Losung 2022

22-02-losung (Foto: Stefanie Bahlinger, Mössingen, www.verlagambirnbach.de)
«Wer zu mir kommt, den werde ich nicht abweisen.» Joh 6,37 | Die Ökumenische
Arbeitsgemeinschaft für Bibellesen hat die Losung für das Jahr 2022 ausgewählt. Vor drei Jahren – ohne zu wissen, dass es Worte für ein drittes Pandemiejahr sein werden.
Das neue Jahr hat begonnen. Und jedem Anfang wohnt ein Zauber inne … ein klein wenig lässt uns das träumen. Von heilsamen Veränderungen. Wohlwissend, dass doch vieles beim Alten bleibt. Die Pandemie geht in ihr drittes Jahr. Gleich zu Beginn erwartet uns ein halsbrecherischer Ritt auf der Omikron-Riesenwelle. Ein mulmiges Gefühl. Werden wir es schaffen? Viele sind müde geworden. Herzen haben sich verhärtet. Streit flammt auf, Türen knallen zu.

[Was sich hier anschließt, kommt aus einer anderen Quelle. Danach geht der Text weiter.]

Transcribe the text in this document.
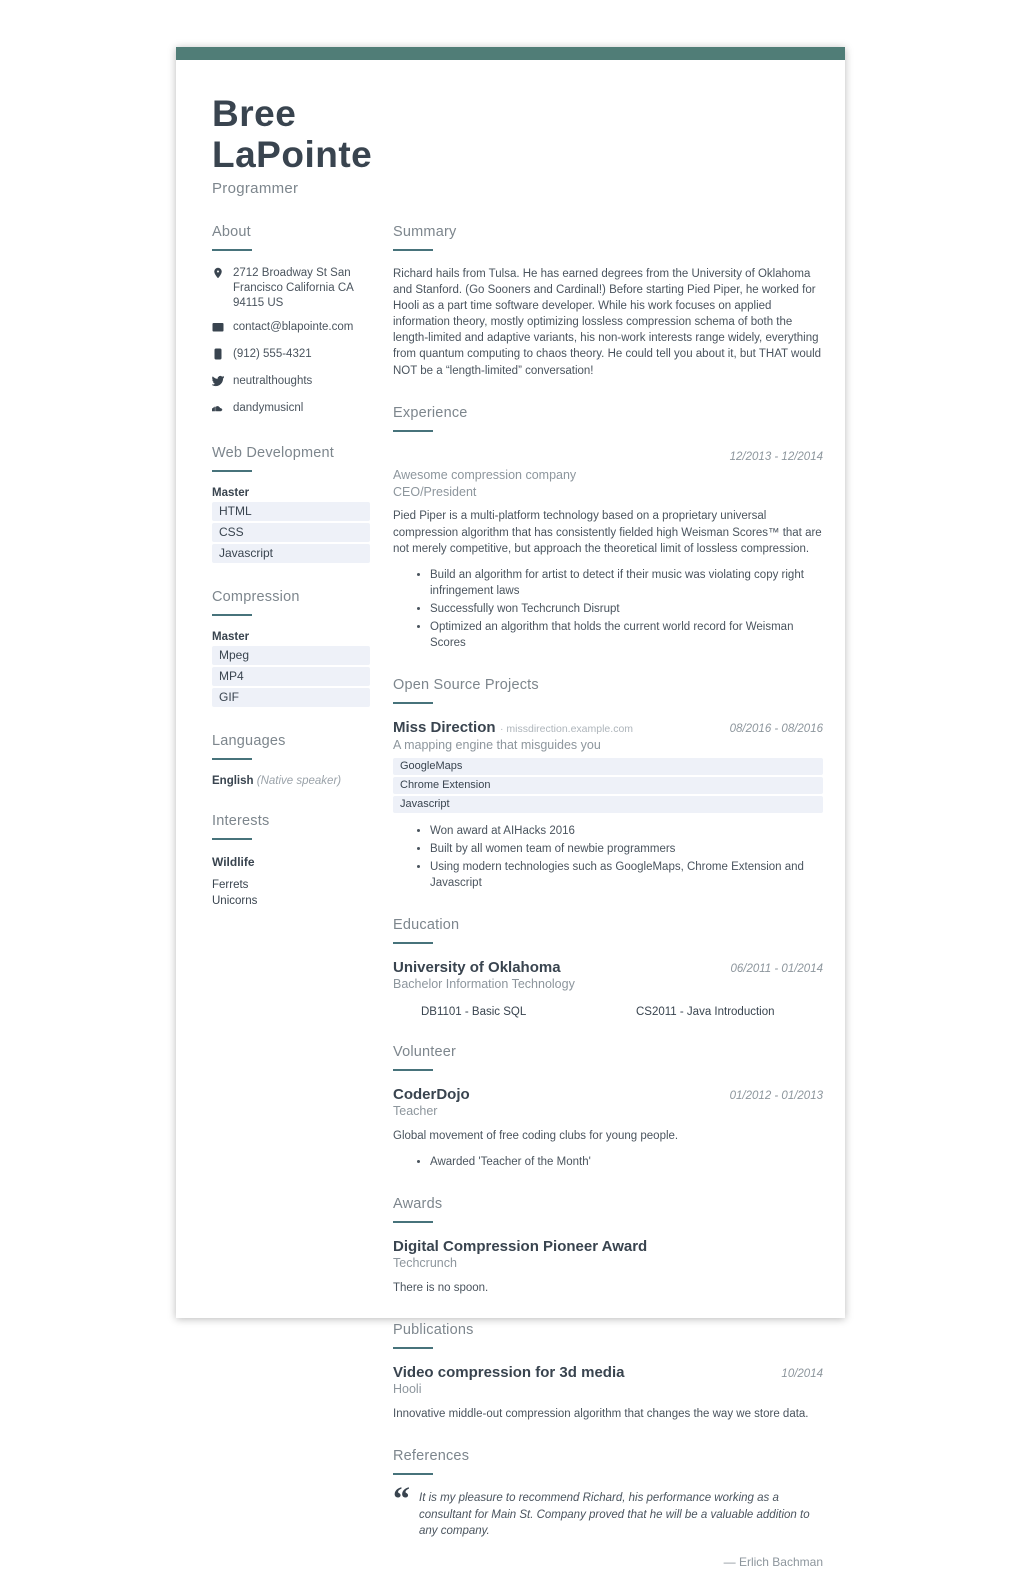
Bree
LaPointe
Programmer
About
2712 Broadway St San Francisco California CA 94115 US
contact@blapointe.com
(912) 555-4321
neutralthoughts
dandymusicnl
Web Development
Master
HTML
CSS
Javascript
Compression
Master
Mpeg
MP4
GIF
Languages
English (Native speaker)
Interests
Wildlife
Ferrets
Unicorns
Summary

Richard hails from Tulsa. He has earned degrees from the University of Oklahoma and Stanford. (Go Sooners and Cardinal!) Before starting Pied Piper, he worked for Hooli as a part time software developer. While his work focuses on applied information theory, mostly optimizing lossless compression schema of both the length-limited and adaptive variants, his non-work interests range widely, everything from quantum computing to chaos theory. He could tell you about it, but THAT would NOT be a “length-limited” conversation!

Experience
12/2013 - 12/2014
Awesome compression company
CEO/President

Pied Piper is a multi-platform technology based on a proprietary universal compression algorithm that has consistently fielded high Weisman Scores™ that are not merely competitive, but approach the theoretical limit of lossless compression.

• Build an algorithm for artist to detect if their music was violating copy right infringement laws
• Successfully won Techcrunch Disrupt
• Optimized an algorithm that holds the current world record for Weisman Scores
Open Source Projects
Miss Direction · missdirection.example.com	08/2016 - 08/2016
A mapping engine that misguides you
GoogleMaps
Chrome Extension
Javascript
• Won award at AIHacks 2016
• Built by all women team of newbie programmers
• Using modern technologies such as GoogleMaps, Chrome Extension and Javascript
Education
University of Oklahoma	06/2011 - 01/2014
Bachelor Information Technology
DB1101 - Basic SQL	CS2011 - Java Introduction
Volunteer
CoderDojo	01/2012 - 01/2013
Teacher

Global movement of free coding clubs for young people.

• Awarded 'Teacher of the Month'
Awards
Digital Compression Pioneer Award
Techcrunch

There is no spoon.

Publications
Video compression for 3d media	10/2014
Hooli

Innovative middle-out compression algorithm that changes the way we store data.

References
“ It is my pleasure to recommend Richard, his performance working as a consultant for Main St. Company proved that he will be a valuable addition to any company.
— Erlich Bachman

«Wer zu mir kommt, den werde ich nicht abweisen.» Die Worte, die Jesus zur Menge spricht, finden sich im Evangelium nach Johannes, der vielleicht anspruchsvollsten und schwierigsten Erzählung über das Leben Jesu. Weil deren Theologie so radikal ist. Kein Weg führt zu Gott, ausser der Weg der Liebe, verkörpert in Jesus, wie Johannes ihn darstellt. Ein Jesus, der die Türen stets offen lässt, niemanden abweist, sondern ungeachtet von Rang und Namen alle einlädt, zu ihm zu kommen, um Brot und Wein zu teilen. Selbst wenn es letztlich bedeutet, dass er dafür von seinen Feinden ans Kreuz gebracht wird. Sogar im Sterben wird dieser Jesus niemanden verfluchen, sondern sagen: «Es ist vollbracht!» (Joh 19,30)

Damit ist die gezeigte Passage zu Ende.